Supreme Court to Address Securities Class Action Standards in Nvidia, Meta Cases
The U.S. Supreme Court is set to review two significant cases involving Nvidia and Meta, which could reshape the landscape of shareholder class actions. Business groups have filed amicus briefs, highlighting the cases' broader implications.
The U.S. Supreme Court is poised to examine two pivotal cases involving Nvidia and Meta Platforms, which could significantly impact the future of securities class actions. These cases, stemming from decisions by the 9th U.S. Circuit Court of Appeals, have drawn attention from various business groups concerned about potential ramifications for corporate defendants.
Nvidia's case centers on the use of expert witness reports in shareholder pleadings. The company argues that allowing such reports to establish falsity and fraudulent intent could lead to an increase in meritless class actions. This issue is particularly relevant in the context of emerging technologies, as highlighted by the Digital Chamber's amicus brief.
"The corporate bar has long sought to roll back the rights of investors and shareholders, so it's no surprise to see these amicus briefs. The plaintiffs here provided specific allegations about how the company and its CEO hid their reliance on the unstable crypto mining market. We look forward to arguing before the U.S. Supreme Court to protect investors' access to justice."
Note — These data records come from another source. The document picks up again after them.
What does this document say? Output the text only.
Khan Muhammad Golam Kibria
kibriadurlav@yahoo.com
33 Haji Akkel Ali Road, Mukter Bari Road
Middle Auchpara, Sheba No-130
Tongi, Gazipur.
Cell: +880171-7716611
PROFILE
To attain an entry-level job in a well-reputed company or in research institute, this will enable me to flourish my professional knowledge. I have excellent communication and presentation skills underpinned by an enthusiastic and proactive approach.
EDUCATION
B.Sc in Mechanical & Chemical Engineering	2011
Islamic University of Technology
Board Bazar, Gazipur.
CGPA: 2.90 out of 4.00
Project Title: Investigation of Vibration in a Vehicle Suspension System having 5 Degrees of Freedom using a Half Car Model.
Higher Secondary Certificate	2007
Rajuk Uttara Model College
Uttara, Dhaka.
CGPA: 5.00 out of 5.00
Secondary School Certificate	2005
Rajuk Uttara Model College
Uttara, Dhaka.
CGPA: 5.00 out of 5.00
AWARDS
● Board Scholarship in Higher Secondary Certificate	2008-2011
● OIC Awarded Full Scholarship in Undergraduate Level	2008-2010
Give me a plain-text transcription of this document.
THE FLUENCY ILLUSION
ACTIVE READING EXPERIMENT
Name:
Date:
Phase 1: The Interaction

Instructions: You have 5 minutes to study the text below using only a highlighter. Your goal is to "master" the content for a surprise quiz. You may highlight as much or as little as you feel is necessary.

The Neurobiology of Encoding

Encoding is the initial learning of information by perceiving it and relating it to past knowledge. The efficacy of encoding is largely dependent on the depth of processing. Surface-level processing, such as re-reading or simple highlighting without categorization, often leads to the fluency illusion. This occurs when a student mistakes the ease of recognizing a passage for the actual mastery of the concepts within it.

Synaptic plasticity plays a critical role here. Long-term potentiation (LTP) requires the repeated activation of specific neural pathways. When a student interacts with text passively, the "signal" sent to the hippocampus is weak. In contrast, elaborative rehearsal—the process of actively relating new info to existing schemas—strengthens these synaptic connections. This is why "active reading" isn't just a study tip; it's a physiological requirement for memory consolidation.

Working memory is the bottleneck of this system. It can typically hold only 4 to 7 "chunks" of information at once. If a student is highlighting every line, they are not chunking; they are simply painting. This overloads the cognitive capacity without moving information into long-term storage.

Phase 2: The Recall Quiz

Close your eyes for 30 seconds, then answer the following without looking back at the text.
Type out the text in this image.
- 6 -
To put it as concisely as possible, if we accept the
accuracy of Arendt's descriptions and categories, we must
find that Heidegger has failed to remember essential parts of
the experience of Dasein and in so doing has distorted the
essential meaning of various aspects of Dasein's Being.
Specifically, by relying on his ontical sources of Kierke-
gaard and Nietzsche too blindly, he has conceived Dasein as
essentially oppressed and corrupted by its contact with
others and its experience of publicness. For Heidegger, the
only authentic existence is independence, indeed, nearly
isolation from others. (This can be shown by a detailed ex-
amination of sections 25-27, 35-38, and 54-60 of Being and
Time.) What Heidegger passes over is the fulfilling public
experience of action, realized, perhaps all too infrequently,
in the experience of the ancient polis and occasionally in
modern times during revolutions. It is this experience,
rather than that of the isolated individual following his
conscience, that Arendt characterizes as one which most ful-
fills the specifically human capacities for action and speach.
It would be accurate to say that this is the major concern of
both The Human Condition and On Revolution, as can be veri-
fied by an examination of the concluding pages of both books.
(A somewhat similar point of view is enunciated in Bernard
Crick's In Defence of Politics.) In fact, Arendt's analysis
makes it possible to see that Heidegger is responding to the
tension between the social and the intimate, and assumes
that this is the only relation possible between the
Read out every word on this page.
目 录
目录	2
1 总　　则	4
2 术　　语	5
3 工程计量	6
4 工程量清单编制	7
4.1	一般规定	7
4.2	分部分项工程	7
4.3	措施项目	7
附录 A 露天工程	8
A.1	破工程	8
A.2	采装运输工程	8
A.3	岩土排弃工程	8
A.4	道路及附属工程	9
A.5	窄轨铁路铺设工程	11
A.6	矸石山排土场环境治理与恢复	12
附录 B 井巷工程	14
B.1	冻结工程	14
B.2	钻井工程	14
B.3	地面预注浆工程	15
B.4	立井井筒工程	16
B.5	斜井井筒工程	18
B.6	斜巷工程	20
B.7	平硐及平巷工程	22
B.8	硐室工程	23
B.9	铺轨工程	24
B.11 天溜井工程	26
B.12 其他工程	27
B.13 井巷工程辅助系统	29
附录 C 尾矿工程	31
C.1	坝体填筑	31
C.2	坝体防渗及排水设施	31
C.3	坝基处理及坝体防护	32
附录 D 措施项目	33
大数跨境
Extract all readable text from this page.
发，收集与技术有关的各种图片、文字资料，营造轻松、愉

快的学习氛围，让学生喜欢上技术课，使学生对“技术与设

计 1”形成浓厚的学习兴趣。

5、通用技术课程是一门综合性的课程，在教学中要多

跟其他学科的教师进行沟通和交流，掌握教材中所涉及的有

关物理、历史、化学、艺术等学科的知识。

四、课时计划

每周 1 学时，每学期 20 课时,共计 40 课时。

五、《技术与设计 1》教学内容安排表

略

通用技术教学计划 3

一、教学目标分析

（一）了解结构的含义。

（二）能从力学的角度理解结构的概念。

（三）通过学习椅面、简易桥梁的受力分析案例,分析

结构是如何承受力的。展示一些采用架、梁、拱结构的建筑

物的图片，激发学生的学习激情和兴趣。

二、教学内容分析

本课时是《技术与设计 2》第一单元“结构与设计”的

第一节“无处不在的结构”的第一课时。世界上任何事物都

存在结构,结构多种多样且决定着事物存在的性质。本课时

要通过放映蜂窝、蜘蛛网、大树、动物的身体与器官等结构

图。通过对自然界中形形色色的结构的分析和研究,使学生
Meta's Facebook subsidiary, on the other hand, faces questions about risk disclosure requirements. The case revolves around whether companies must disclose past events in forward-looking risk statements. Facebook contends that such a requirement would lead to overly cautious, litigation-driven disclosures that could ultimately be less useful to investors.
Both companies have received support from various business groups through amicus briefs. Notably, Nvidia garnered backing from seven pro-business organizations, while Meta received support from four. This disparity in support might indicate differing levels of concern among potential corporate defendants regarding the issues at stake.
The U.S. Chamber of Commerce, established in 1912, along with the Washington Legal Foundation and the Securities Industry and Financial Markets Association, filed briefs in both cases. These organizations echoed the companies' warnings about the potential for increased shareholder litigation if the 9th Circuit's decisions are upheld.
In the Nvidia case, law professor Joseph Grundfest of Stanford University argued that expert reports should be considered opinions rather than facts, and thus cannot form the basis of shareholder fraud complaints under current law.
For Meta, a group of eight academics and former SEC officials submitted a brief contending that the 9th Circuit's decision undermines recent SEC efforts to help investors distinguish between material risks and overly cautious disclosures.
As the Supreme Court prepares to hear these cases, the outcome could have far-reaching implications for how companies approach risk disclosures and defend against securities class actions. The decisions may also influence the broader landscape of investor protection and corporate accountability in the United States.